Now, to continue the joke, I’m on the flight from hell to boot. I’m in the very last row, row 30. I couldn’t get a window seat (even though that’s what I asked for a month or two ago – I’ve got to learn that when other people book a flight for me they ignore my window seats request), so I’m in the aisle. We are having the worst turbulence evarrr – so I can’t get up and stroll around, but other people feel that they can, and they keep pitching into me on their way to the toilet which is about 6 inches from my left elbow. There are eleventy seven children and babies. There are two children in the row in front of me – being “good” but making steady, relentless, busy noise. In front of them is a baby who roared and screamed for the first hour. I think it’s now dead.

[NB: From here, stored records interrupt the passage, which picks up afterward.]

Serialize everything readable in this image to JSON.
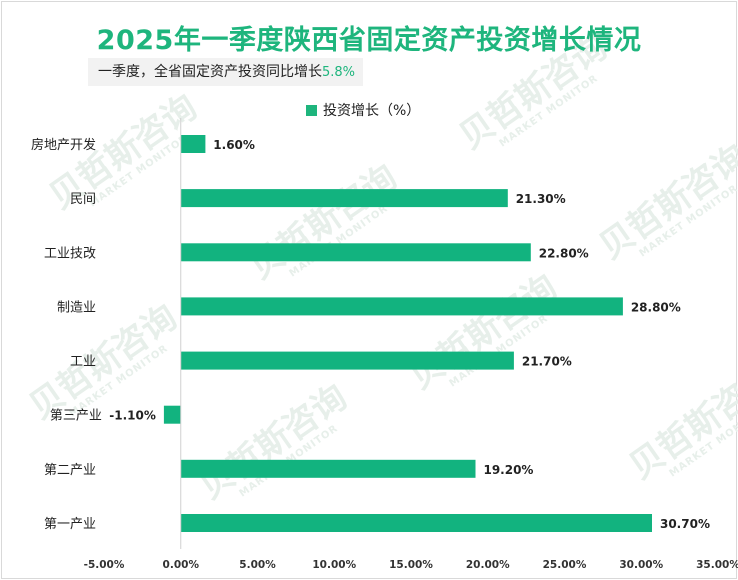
{
  "title": "2025年一季度陕西省固定资产投资增长情况",
  "subtitle": {
    "text": "一季度，全省固定资产投资同比增长",
    "value": "5.8%"
  },
  "colors": {
    "accent": "#1eb57d",
    "bar": "#12b37f"
  },
  "watermark": {
    "text": "贝哲斯咨询",
    "sub": "MARKET MONITOR"
  },
  "chart_data": {
    "type": "bar",
    "orientation": "horizontal",
    "categories": [
      "房地产开发",
      "民间",
      "工业技改",
      "制造业",
      "工业",
      "第三产业",
      "第二产业",
      "第一产业"
    ],
    "series": [
      {
        "name": "投资增长（%）",
        "values": [
          1.6,
          21.3,
          22.8,
          28.8,
          21.7,
          -1.1,
          19.2,
          30.7
        ]
      }
    ],
    "value_labels": [
      "1.60%",
      "21.30%",
      "22.80%",
      "28.80%",
      "21.70%",
      "-1.10%",
      "19.20%",
      "30.70%"
    ],
    "xlim": [
      -5,
      35
    ],
    "xticks": [
      -5,
      0,
      5,
      10,
      15,
      20,
      25,
      30,
      35
    ],
    "xtick_labels": [
      "-5.00%",
      "0.00%",
      "5.00%",
      "10.00%",
      "15.00%",
      "20.00%",
      "25.00%",
      "30.00%",
      "35.00%"
    ],
    "grid": false,
    "legend_position": "top-center"
  }
}
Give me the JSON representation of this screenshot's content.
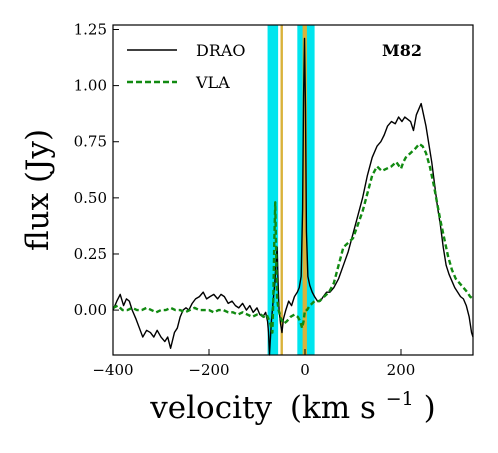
{
  "chart_data": {
    "type": "line",
    "title": "M82",
    "xlabel": "velocity",
    "xunit_base": "(km s",
    "xunit_exp": "−1",
    "xunit_close": ")",
    "ylabel": "flux (Jy)",
    "xlim": [
      -400,
      350
    ],
    "ylim": [
      -0.2,
      1.27
    ],
    "x_ticks": [
      -400,
      -200,
      0,
      200
    ],
    "x_tick_labels": [
      "−400",
      "−200",
      "0",
      "200"
    ],
    "y_ticks": [
      0.0,
      0.25,
      0.5,
      0.75,
      1.0,
      1.25
    ],
    "y_tick_labels": [
      "0.00",
      "0.25",
      "0.50",
      "0.75",
      "1.00",
      "1.25"
    ],
    "legend_position": "top-left",
    "shaded_bands": [
      {
        "color": "#00e5ee",
        "range": [
          -78,
          -56
        ]
      },
      {
        "color": "#00e5ee",
        "range": [
          -16,
          20
        ]
      },
      {
        "color": "#d9b23a",
        "range": [
          -51,
          -46
        ]
      },
      {
        "color": "#d9b23a",
        "range": [
          -5,
          4
        ]
      }
    ],
    "series": [
      {
        "name": "DRAO",
        "color": "#000000",
        "style": "solid",
        "points": [
          [
            -400,
            0.0
          ],
          [
            -392,
            0.04
          ],
          [
            -385,
            0.07
          ],
          [
            -378,
            0.02
          ],
          [
            -372,
            0.05
          ],
          [
            -366,
            0.04
          ],
          [
            -360,
            0.0
          ],
          [
            -352,
            -0.04
          ],
          [
            -345,
            -0.08
          ],
          [
            -338,
            -0.12
          ],
          [
            -330,
            -0.09
          ],
          [
            -322,
            -0.1
          ],
          [
            -315,
            -0.12
          ],
          [
            -308,
            -0.09
          ],
          [
            -300,
            -0.12
          ],
          [
            -292,
            -0.14
          ],
          [
            -286,
            -0.12
          ],
          [
            -280,
            -0.17
          ],
          [
            -272,
            -0.1
          ],
          [
            -266,
            -0.08
          ],
          [
            -260,
            -0.03
          ],
          [
            -254,
            0.0
          ],
          [
            -248,
            0.01
          ],
          [
            -242,
            0.0
          ],
          [
            -235,
            0.03
          ],
          [
            -228,
            0.05
          ],
          [
            -220,
            0.06
          ],
          [
            -212,
            0.08
          ],
          [
            -205,
            0.05
          ],
          [
            -198,
            0.06
          ],
          [
            -190,
            0.07
          ],
          [
            -182,
            0.05
          ],
          [
            -175,
            0.07
          ],
          [
            -168,
            0.06
          ],
          [
            -160,
            0.03
          ],
          [
            -152,
            0.04
          ],
          [
            -145,
            0.02
          ],
          [
            -138,
            0.01
          ],
          [
            -130,
            0.03
          ],
          [
            -122,
            0.0
          ],
          [
            -115,
            0.02
          ],
          [
            -108,
            -0.01
          ],
          [
            -100,
            0.01
          ],
          [
            -94,
            -0.02
          ],
          [
            -88,
            -0.03
          ],
          [
            -82,
            -0.01
          ],
          [
            -78,
            -0.05
          ],
          [
            -76,
            -0.1
          ],
          [
            -74,
            -0.2
          ],
          [
            -70,
            -0.05
          ],
          [
            -66,
            0.05
          ],
          [
            -63,
            0.12
          ],
          [
            -60,
            0.22
          ],
          [
            -58,
            0.28
          ],
          [
            -56,
            0.12
          ],
          [
            -54,
            0.0
          ],
          [
            -51,
            -0.06
          ],
          [
            -48,
            -0.1
          ],
          [
            -45,
            -0.04
          ],
          [
            -40,
            0.0
          ],
          [
            -34,
            0.04
          ],
          [
            -28,
            0.02
          ],
          [
            -22,
            0.06
          ],
          [
            -16,
            0.08
          ],
          [
            -12,
            0.1
          ],
          [
            -8,
            0.15
          ],
          [
            -5,
            0.45
          ],
          [
            -3,
            0.95
          ],
          [
            -1,
            1.21
          ],
          [
            1,
            0.9
          ],
          [
            3,
            0.35
          ],
          [
            6,
            0.15
          ],
          [
            10,
            0.11
          ],
          [
            15,
            0.08
          ],
          [
            20,
            0.06
          ],
          [
            26,
            0.04
          ],
          [
            32,
            0.04
          ],
          [
            38,
            0.06
          ],
          [
            45,
            0.08
          ],
          [
            52,
            0.08
          ],
          [
            60,
            0.1
          ],
          [
            70,
            0.14
          ],
          [
            80,
            0.2
          ],
          [
            90,
            0.26
          ],
          [
            100,
            0.34
          ],
          [
            110,
            0.42
          ],
          [
            120,
            0.5
          ],
          [
            130,
            0.6
          ],
          [
            140,
            0.68
          ],
          [
            150,
            0.73
          ],
          [
            158,
            0.75
          ],
          [
            165,
            0.78
          ],
          [
            172,
            0.82
          ],
          [
            180,
            0.84
          ],
          [
            188,
            0.83
          ],
          [
            195,
            0.86
          ],
          [
            202,
            0.84
          ],
          [
            208,
            0.86
          ],
          [
            214,
            0.85
          ],
          [
            220,
            0.84
          ],
          [
            226,
            0.8
          ],
          [
            232,
            0.87
          ],
          [
            238,
            0.9
          ],
          [
            242,
            0.92
          ],
          [
            246,
            0.88
          ],
          [
            252,
            0.82
          ],
          [
            258,
            0.74
          ],
          [
            264,
            0.66
          ],
          [
            270,
            0.56
          ],
          [
            276,
            0.46
          ],
          [
            282,
            0.38
          ],
          [
            288,
            0.28
          ],
          [
            294,
            0.2
          ],
          [
            300,
            0.16
          ],
          [
            306,
            0.13
          ],
          [
            312,
            0.1
          ],
          [
            318,
            0.08
          ],
          [
            324,
            0.06
          ],
          [
            330,
            0.05
          ],
          [
            336,
            0.02
          ],
          [
            342,
            -0.03
          ],
          [
            347,
            -0.1
          ],
          [
            350,
            -0.12
          ]
        ]
      },
      {
        "name": "VLA",
        "color": "#118a11",
        "style": "dashed",
        "points": [
          [
            -400,
            0.01
          ],
          [
            -390,
            0.02
          ],
          [
            -380,
            0.0
          ],
          [
            -370,
            0.0
          ],
          [
            -360,
            0.01
          ],
          [
            -350,
            0.0
          ],
          [
            -340,
            0.0
          ],
          [
            -330,
            0.01
          ],
          [
            -320,
            0.0
          ],
          [
            -310,
            -0.01
          ],
          [
            -300,
            0.0
          ],
          [
            -290,
            0.0
          ],
          [
            -280,
            0.01
          ],
          [
            -270,
            0.0
          ],
          [
            -260,
            0.0
          ],
          [
            -250,
            -0.01
          ],
          [
            -240,
            0.0
          ],
          [
            -230,
            0.01
          ],
          [
            -220,
            0.0
          ],
          [
            -210,
            0.0
          ],
          [
            -200,
            0.0
          ],
          [
            -190,
            -0.01
          ],
          [
            -180,
            0.0
          ],
          [
            -170,
            0.0
          ],
          [
            -160,
            -0.01
          ],
          [
            -150,
            -0.01
          ],
          [
            -140,
            -0.02
          ],
          [
            -130,
            -0.01
          ],
          [
            -120,
            -0.02
          ],
          [
            -110,
            -0.03
          ],
          [
            -100,
            -0.02
          ],
          [
            -92,
            -0.02
          ],
          [
            -86,
            -0.03
          ],
          [
            -80,
            -0.02
          ],
          [
            -76,
            -0.04
          ],
          [
            -72,
            -0.06
          ],
          [
            -68,
            -0.1
          ],
          [
            -66,
            0.05
          ],
          [
            -64,
            0.3
          ],
          [
            -62,
            0.48
          ],
          [
            -60,
            0.25
          ],
          [
            -58,
            0.05
          ],
          [
            -55,
            0.0
          ],
          [
            -50,
            -0.04
          ],
          [
            -44,
            -0.06
          ],
          [
            -38,
            -0.05
          ],
          [
            -30,
            -0.03
          ],
          [
            -22,
            -0.02
          ],
          [
            -15,
            -0.03
          ],
          [
            -10,
            -0.05
          ],
          [
            -6,
            -0.08
          ],
          [
            -3,
            -0.05
          ],
          [
            0,
            0.0
          ],
          [
            4,
            0.0
          ],
          [
            10,
            0.02
          ],
          [
            20,
            0.04
          ],
          [
            30,
            0.04
          ],
          [
            40,
            0.06
          ],
          [
            50,
            0.08
          ],
          [
            60,
            0.12
          ],
          [
            70,
            0.2
          ],
          [
            80,
            0.28
          ],
          [
            90,
            0.3
          ],
          [
            100,
            0.32
          ],
          [
            110,
            0.38
          ],
          [
            120,
            0.44
          ],
          [
            130,
            0.52
          ],
          [
            140,
            0.6
          ],
          [
            150,
            0.64
          ],
          [
            160,
            0.62
          ],
          [
            170,
            0.63
          ],
          [
            180,
            0.64
          ],
          [
            190,
            0.66
          ],
          [
            200,
            0.63
          ],
          [
            205,
            0.66
          ],
          [
            210,
            0.68
          ],
          [
            220,
            0.7
          ],
          [
            230,
            0.72
          ],
          [
            238,
            0.74
          ],
          [
            245,
            0.73
          ],
          [
            252,
            0.7
          ],
          [
            260,
            0.64
          ],
          [
            268,
            0.56
          ],
          [
            275,
            0.48
          ],
          [
            282,
            0.4
          ],
          [
            290,
            0.32
          ],
          [
            298,
            0.24
          ],
          [
            306,
            0.18
          ],
          [
            314,
            0.14
          ],
          [
            322,
            0.12
          ],
          [
            330,
            0.1
          ],
          [
            338,
            0.08
          ],
          [
            344,
            0.06
          ],
          [
            350,
            0.05
          ]
        ]
      }
    ]
  }
}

I mean, could it be any worse? I suppose there could be a talkative missionary next to me who also smelled bad, but short of that…what’s missing? Ah the toilet just flushed. What fun this is.
Oh hooray! The two children and their mummy are now treating their seats as a trampoline – the mummy just leaped out of her aisle seat and slammed herself down in the window seat, shaking all three seat-backs and nearly catapulting the remains of my orange juice onto this blameless little notebook. The guy next to me has his elbow resting comfortably on my arm, despite the fact that I am holding it well over on my side of the armrest. The flight attendants, a few inches behind my head, are partying away as colleagues should – I can hardly hear myself think. Whee – bumpity bumpity! More turbulence.
Ah well. It’s so awful it’s funny, at least it is once I start turning it into a blog post.
The baby is alive. It’s roaring again.